Melania Trump's Inauguration dress designer praises her fashion judgment

The new US First Lady Melania Trump has been praised by her Inauguration dress designer Hervé Pierre for her input into the design of her dress.

Hervé Pierre was hired to create the new US First Lady's cream silk gown for the glitzy after-party bash following her husband Donald Trump's admission into office and revealed she was closely involved with every step of the design process.

The designer - who is also Melania's personal stylist - admitted he amended the design when the brunette beauty said to him during one fitting: "Hervé, I love you, but I cannot move my arm to hold my husband's arm when we dance."

He added: "She knows fashion - she was a model and has worked in a design studio - so she knows about construction. When I brought her fabric swatches, she immediately picked the heaviest, most beautiful six-ply silk from Italy. She knows about fabrics. It was a very organic conversation because we have the same vocabulary.

And the 46-year-old model was keen to appear "presidential" and not simply fashionable.

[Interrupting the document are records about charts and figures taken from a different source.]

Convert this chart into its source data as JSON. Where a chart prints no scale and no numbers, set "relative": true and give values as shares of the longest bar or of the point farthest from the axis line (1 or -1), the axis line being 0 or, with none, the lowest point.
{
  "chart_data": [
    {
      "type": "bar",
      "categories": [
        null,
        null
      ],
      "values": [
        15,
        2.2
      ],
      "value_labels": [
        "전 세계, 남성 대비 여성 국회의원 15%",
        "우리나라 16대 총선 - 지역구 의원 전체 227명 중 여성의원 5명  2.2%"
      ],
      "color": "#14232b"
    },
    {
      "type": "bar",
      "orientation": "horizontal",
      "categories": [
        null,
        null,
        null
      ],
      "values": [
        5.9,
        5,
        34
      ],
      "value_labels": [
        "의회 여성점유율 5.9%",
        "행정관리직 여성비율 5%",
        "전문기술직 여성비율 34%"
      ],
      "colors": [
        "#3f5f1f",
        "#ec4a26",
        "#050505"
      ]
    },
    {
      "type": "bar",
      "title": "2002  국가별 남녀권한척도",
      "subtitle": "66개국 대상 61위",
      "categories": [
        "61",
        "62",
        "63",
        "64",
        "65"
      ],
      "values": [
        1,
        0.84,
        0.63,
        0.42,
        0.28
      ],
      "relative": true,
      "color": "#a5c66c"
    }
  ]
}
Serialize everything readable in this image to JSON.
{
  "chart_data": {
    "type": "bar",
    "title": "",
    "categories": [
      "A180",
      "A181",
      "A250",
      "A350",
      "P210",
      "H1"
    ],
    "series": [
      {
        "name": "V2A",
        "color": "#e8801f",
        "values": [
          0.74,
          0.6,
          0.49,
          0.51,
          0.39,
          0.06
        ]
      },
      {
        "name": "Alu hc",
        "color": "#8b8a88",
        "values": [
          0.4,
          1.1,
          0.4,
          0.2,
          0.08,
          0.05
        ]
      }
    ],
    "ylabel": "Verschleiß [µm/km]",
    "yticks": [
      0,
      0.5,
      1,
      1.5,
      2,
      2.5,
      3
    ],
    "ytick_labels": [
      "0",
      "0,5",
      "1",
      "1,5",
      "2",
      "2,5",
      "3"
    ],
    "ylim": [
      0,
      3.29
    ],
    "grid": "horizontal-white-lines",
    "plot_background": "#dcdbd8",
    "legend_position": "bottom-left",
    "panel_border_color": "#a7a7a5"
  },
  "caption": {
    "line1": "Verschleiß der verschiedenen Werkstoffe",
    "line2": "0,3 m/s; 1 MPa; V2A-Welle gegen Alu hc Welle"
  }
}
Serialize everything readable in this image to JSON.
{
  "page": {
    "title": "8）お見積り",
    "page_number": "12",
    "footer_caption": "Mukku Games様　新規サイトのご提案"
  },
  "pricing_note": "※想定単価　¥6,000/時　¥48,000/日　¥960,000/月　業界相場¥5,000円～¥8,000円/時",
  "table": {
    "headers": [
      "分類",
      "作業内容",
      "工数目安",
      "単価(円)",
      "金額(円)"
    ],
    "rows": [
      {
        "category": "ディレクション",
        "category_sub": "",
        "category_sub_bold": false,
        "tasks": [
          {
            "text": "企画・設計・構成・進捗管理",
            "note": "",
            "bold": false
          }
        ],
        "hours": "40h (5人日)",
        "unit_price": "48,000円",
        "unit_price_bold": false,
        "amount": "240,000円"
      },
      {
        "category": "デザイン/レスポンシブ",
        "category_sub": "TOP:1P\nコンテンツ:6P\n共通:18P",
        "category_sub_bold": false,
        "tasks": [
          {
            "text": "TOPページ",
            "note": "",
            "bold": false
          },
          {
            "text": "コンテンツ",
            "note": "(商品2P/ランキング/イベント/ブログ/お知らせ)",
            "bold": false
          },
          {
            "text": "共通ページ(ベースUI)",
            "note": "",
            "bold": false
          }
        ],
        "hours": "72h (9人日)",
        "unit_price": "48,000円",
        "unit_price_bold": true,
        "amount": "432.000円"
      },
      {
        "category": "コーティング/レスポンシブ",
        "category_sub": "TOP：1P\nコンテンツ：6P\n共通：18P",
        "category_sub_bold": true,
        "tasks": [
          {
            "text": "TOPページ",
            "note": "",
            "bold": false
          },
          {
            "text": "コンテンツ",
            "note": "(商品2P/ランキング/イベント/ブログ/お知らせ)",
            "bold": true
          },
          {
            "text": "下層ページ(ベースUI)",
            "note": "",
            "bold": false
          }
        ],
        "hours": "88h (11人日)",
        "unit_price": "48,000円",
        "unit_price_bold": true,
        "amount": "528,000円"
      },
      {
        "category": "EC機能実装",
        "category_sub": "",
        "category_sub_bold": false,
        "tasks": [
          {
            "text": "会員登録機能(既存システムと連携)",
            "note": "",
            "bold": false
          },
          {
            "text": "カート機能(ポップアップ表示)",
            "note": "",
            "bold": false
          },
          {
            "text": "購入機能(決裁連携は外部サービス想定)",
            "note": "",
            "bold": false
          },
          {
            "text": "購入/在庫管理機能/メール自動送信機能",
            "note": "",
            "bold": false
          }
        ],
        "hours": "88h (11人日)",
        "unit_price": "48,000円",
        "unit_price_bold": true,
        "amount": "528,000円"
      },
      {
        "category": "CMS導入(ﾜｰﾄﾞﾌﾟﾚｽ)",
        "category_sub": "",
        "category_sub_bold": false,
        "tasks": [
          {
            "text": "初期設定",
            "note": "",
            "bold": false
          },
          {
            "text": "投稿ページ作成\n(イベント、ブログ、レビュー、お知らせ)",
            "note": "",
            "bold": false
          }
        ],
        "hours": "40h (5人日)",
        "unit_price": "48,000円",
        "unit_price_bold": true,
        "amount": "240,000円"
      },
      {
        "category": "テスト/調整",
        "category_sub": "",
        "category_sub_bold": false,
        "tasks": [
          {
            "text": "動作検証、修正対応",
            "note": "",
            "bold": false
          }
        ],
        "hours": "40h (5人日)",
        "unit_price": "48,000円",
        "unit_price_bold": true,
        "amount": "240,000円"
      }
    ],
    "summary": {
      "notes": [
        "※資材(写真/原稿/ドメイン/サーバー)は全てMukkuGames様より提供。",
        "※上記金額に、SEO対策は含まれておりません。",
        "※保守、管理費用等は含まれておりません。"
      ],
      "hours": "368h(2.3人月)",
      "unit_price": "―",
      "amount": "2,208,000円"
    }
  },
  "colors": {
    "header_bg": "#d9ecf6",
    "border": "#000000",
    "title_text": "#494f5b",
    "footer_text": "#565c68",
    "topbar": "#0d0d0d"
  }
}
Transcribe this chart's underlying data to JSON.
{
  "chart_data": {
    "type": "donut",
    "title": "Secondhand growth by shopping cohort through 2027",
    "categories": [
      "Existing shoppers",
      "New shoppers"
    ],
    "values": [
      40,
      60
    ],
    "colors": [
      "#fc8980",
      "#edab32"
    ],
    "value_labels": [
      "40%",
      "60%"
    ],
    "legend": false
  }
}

He said: "She was very specific about the neckline, about all the lines being parallel. It was important for us not to follow any recipe for a 'First Lady gown'. She's presidential now; she's not just a fashion plate."

Many designers publicly refused to dress Melania because of her husband's controversial policies but Hervé insisted he felt "honored" to be asked.

He told Harper's Bazar: "That's the good thing about this country: we are all equal, but we are definitely not the same. I'm not doing politics, I'm doing dresses. We are not suddenly brokering a big deal between China and Russia. If people don't want to dress her, I think it's sad, but I was honored. I don't criticize these people--it's their choice, and that's the beauty of democracy."

And the designer predicted Melania's fashion will continue to be "straight to the point" throughout her husband's presidency.

He added:"Her next four years as First Lady are going to be, like this gown, straight to the point, perhaps with a single measured detail."